Au-delà de son rôle opérationnel, Lloyds est aussi un actionnaire de référence de Chemaf. Selon une note produite, le 30 mars dernier, à l’attention des investisseurs, dont Bankable a obtenu copie, le groupe indien contrôle 41 % de Virtus Lloyds Minerals Holding (VLMH), le véhicule qui a acquis 100 % des actifs de Chemaf pour 30 millions de dollars. Virtus Minerals en détient 51 %.

Même avec la cession annoncée de 10 % des parts à l’État congolais, le poids de Lloyds dans l’actionnariat de Chemaf devrait rester significatif. Le succès de la relance repose donc en grande partie sur le groupe indien. Il devra surmonter plusieurs défis : une dette estimée à près d’un milliard de dollars, une production à relancer, le projet Mutoshi à finaliser, ainsi que d’importantes attentes sociales, avec des arriérés dus à plus de 3 000 employés et sous-traitants.

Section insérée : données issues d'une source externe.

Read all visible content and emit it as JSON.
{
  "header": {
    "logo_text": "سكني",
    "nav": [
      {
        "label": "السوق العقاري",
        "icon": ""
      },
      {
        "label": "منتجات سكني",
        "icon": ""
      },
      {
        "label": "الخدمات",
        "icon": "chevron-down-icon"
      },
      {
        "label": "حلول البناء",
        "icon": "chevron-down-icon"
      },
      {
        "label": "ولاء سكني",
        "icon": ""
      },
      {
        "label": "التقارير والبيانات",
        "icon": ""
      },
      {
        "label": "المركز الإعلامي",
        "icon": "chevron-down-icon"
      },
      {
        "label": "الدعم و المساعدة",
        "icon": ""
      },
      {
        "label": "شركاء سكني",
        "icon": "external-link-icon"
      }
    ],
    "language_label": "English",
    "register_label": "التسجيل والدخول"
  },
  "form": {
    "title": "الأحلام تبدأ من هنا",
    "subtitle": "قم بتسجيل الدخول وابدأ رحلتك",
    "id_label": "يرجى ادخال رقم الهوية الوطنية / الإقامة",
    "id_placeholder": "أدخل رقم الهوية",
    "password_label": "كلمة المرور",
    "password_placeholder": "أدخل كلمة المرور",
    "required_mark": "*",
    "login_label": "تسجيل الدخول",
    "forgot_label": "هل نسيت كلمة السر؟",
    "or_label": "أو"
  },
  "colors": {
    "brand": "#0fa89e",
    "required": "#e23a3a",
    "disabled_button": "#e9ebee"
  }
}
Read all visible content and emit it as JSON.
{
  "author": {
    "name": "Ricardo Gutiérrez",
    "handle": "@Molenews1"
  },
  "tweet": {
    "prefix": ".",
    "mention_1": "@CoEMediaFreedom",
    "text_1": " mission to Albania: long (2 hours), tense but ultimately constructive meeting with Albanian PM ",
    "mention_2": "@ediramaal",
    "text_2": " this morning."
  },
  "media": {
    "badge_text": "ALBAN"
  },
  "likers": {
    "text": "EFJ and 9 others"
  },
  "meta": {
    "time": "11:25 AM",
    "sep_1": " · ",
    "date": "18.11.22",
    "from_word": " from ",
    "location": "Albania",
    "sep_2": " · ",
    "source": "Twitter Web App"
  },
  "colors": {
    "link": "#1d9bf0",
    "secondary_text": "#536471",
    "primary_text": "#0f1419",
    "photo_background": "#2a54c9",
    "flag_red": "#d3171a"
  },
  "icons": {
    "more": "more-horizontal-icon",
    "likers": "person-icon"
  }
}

Pour l’heure, les modalités concrètes de la relance restent peu détaillées. Devant les investisseurs, Lloyds met surtout en avant le potentiel industriel de Chemaf.

Selon le groupe indien, Chemaf dispose aujourd’hui d’une capacité industrielle de 20 000 tonnes par an de cathodes de cuivre et de 4 000 tonnes par an de cobalt, concentrée autour de l’usine d’Étoile. Une fois achevée, le projet Mutoshi est censé ajouter 50 000 tonnes par an de cuivre et 16 000 tonnes par an de cobalt. Au total, les capacités de Chemaf pourraient donc atteindre 70 000 tonnes de cuivre et 20 000 tonnes de cobalt par an, si les projets d’expansion sont finalisés comme prévu.

En intégrant les autres opérations de Lloyds en RDC via Surya Mines, le groupe indien vise une capacité totale d’environ 100 000 tonnes de cuivre et 20 000 tonnes de cobalt par an dans le pays.